More than 30,000 Made.com buyers collectively owe almost £12million which they will not get back, according to the latest report from administrators to the collapsed furniture seller.
Buyers paid £13.7million in deposits on large items such as sofas, according to documents filed with Companies House late last week. However, less than £1.9 million has been recovered by customers through card chargebacks, which is when credit card providers refund borrowers when purchases go wrong.

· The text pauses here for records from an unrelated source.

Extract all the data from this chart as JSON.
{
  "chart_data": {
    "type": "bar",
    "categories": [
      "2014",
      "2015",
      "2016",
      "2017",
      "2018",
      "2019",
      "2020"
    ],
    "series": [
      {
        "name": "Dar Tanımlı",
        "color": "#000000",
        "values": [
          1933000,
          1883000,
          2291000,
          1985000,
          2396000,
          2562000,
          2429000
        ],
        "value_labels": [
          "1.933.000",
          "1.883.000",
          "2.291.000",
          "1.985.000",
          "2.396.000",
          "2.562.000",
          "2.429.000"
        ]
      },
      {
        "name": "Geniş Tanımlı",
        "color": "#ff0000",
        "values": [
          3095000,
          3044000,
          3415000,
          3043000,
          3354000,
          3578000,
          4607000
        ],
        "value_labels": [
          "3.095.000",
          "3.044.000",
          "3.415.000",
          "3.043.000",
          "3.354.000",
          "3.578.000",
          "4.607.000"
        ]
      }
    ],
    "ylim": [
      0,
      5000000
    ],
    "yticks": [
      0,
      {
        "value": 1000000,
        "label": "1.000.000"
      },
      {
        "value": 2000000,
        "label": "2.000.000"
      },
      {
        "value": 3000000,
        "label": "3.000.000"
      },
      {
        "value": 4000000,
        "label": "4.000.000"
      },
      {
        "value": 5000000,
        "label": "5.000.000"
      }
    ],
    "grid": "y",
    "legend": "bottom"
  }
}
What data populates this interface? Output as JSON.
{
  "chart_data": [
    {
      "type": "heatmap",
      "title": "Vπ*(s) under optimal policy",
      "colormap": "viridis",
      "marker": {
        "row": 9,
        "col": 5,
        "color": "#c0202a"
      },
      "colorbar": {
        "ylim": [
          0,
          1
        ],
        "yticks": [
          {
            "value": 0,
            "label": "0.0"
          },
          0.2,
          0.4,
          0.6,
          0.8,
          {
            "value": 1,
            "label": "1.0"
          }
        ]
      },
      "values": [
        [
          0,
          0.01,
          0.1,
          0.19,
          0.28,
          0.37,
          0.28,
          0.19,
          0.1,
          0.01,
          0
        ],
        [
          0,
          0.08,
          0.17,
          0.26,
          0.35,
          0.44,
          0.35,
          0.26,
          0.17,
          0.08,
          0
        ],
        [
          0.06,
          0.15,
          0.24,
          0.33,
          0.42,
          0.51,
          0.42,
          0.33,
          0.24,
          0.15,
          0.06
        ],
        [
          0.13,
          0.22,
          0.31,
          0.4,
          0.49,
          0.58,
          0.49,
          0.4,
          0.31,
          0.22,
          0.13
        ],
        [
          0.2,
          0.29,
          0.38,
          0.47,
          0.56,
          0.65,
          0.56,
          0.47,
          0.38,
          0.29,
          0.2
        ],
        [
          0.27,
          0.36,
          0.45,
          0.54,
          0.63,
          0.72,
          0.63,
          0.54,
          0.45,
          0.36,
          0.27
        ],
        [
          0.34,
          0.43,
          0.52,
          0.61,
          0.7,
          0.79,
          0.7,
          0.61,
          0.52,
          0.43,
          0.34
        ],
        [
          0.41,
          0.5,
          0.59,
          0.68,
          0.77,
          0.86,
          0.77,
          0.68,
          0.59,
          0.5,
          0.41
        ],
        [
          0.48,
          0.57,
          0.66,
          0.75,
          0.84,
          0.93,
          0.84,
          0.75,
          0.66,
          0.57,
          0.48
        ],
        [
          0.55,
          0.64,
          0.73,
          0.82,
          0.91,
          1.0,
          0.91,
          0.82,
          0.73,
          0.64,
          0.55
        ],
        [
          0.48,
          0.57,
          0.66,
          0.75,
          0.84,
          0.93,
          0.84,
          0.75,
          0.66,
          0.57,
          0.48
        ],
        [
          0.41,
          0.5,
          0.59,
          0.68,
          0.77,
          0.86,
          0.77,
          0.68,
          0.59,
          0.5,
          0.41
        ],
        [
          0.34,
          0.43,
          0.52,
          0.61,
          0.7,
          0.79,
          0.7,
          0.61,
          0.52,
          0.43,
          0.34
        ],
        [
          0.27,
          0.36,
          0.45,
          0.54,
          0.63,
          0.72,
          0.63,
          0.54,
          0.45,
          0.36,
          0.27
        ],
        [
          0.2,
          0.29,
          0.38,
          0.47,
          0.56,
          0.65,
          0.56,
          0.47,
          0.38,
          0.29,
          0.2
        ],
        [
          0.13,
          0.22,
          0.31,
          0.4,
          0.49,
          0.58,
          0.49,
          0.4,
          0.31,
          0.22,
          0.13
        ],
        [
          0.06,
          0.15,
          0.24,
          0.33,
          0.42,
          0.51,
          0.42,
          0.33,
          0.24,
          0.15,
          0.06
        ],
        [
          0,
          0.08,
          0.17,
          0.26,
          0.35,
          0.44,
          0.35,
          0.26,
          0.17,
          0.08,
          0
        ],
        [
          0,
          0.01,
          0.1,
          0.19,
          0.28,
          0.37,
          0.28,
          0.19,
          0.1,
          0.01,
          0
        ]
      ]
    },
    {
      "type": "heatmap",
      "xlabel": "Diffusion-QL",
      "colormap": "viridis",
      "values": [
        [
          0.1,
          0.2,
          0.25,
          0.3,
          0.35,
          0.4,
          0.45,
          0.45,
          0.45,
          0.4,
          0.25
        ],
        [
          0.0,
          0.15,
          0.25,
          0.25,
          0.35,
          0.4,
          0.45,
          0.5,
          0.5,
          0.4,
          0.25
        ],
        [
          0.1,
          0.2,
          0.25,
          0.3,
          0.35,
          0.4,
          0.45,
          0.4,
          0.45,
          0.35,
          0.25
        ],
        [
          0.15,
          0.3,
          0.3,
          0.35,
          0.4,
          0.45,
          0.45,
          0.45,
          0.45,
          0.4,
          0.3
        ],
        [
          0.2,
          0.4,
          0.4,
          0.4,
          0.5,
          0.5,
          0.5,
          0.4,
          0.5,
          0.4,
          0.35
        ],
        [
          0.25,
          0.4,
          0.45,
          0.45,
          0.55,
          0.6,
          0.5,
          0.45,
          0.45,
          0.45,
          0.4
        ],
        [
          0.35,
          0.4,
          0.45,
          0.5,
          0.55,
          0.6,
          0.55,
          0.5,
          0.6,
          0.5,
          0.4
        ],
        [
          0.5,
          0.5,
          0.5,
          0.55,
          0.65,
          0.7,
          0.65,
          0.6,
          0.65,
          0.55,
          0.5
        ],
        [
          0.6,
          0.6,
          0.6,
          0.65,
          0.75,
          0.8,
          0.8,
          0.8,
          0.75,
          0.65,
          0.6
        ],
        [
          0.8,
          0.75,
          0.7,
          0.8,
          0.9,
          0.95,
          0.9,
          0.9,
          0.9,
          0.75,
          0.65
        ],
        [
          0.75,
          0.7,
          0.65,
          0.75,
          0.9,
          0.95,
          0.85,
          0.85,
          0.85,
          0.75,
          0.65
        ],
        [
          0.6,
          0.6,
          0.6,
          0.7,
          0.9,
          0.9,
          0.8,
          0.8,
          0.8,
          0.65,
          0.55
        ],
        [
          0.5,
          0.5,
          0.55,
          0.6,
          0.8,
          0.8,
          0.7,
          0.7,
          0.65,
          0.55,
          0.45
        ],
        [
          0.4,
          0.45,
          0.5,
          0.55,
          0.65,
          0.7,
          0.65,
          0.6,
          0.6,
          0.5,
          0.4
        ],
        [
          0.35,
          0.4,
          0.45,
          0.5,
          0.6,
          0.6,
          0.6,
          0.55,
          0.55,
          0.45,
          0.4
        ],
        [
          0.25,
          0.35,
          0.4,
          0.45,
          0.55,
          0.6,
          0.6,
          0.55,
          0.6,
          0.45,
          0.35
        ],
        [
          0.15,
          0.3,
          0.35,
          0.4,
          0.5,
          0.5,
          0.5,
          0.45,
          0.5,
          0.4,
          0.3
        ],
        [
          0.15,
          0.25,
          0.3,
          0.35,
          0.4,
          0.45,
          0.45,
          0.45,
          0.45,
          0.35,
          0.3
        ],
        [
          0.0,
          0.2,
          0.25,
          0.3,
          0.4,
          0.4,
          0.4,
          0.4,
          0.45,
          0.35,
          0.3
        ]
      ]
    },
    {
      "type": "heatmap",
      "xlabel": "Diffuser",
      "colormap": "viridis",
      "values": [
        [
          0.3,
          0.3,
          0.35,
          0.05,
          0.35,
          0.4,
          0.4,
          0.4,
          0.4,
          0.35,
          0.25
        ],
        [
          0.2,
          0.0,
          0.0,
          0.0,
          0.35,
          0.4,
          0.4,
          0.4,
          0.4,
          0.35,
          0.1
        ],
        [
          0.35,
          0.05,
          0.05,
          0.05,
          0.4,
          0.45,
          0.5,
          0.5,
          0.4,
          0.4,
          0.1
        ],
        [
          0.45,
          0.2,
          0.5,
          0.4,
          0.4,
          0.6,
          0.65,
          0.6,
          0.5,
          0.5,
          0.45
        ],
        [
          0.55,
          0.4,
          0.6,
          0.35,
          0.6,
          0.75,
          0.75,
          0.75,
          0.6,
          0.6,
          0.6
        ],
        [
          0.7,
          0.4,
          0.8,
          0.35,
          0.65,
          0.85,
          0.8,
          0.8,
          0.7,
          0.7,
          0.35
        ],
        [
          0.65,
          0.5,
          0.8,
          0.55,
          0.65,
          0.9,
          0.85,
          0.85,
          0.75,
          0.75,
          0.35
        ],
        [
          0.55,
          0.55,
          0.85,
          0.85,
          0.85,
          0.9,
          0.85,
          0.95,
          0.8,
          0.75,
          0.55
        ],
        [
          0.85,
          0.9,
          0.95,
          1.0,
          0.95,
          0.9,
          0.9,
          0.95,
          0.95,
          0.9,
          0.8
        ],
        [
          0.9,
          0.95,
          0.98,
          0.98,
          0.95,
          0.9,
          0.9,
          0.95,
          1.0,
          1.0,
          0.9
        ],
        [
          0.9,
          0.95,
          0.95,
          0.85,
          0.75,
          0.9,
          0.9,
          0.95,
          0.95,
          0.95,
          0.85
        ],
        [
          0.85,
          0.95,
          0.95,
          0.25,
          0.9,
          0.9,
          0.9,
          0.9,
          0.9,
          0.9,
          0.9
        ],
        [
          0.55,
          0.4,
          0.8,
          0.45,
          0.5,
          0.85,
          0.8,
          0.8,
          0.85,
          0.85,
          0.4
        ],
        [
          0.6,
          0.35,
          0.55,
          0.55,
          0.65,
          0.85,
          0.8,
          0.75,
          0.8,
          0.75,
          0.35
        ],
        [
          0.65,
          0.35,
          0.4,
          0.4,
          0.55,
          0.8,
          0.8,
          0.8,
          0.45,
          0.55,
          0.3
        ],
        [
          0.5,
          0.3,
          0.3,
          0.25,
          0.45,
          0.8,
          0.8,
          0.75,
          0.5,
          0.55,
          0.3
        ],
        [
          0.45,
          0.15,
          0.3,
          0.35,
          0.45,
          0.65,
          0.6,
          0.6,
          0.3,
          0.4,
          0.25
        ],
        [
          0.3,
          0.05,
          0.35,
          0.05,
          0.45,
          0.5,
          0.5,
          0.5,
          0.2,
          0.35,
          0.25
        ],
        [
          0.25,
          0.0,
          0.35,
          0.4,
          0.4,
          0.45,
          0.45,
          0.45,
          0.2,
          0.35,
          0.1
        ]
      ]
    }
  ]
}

The document makes it clear there will not be enough funds to repay the £11.9million owed to customers, who are on a list of unsecured creditors who are among the last to be paid when the money will be recovered from the sale of the company’s remaining assets. The list of unsecured creditors also includes suppliers and certain employees.
Those assets include shares worth almost £19m, which are expected to fetch less than £2m at auction.
Among Made.com’s biggest unsecured creditors are Facebook (owed £1.4m), Google (owed around £1.7m) and the operator of the group’s Antwerp warehouse (1.8m £).
However, Made.com’s main lender, Silicon Valley Bank, is likely to recover almost all of the £3.8m owed to it, after retailer Next bought the Made brand and database. .com for £3.4million. Most of its employees and HMRC, which owes £3.57million, will also be paid in full.
Directors of PricewaterhouseCoopers (PwC) were appointed to Made.com on November 9, completing a reversal of fortunes for the London-based retailer, which was valued at nearly £800million when it went public in June 2021 and heralded as the future of furniture retail.
Its collapse was the latest example of the online retail bubble bursting, after investors who had bet the shift to online shopping during the pandemic would be permanent saw their hopes dashed.
More than 300 people were made redundant when the company went into administration and almost all of the 500 employees at the time are expected to lose their jobs.
Retail experts expect more retailers to slump due to the cost of living crisis, as consumers rein in spending due to rising bills.
It could, however, provide opportunities for large companies ready to take on struggling competitors, according to Erin Brookes, managing director and head of retail for Europe at Alvarez & Marsal, who said Next had struck deals to buy Joules and the Made.com brand. out of government indicate further consolidation in the sector.
“There are retailers and brands that have emerged from the pandemic with much weaker balance sheets and have now been hit by declining consumer sentiment alongside any supply disruptions and cost inflation. “, she said. “These still have something to offer, so some of the larger and more robust groups will definitely see opportunities around.”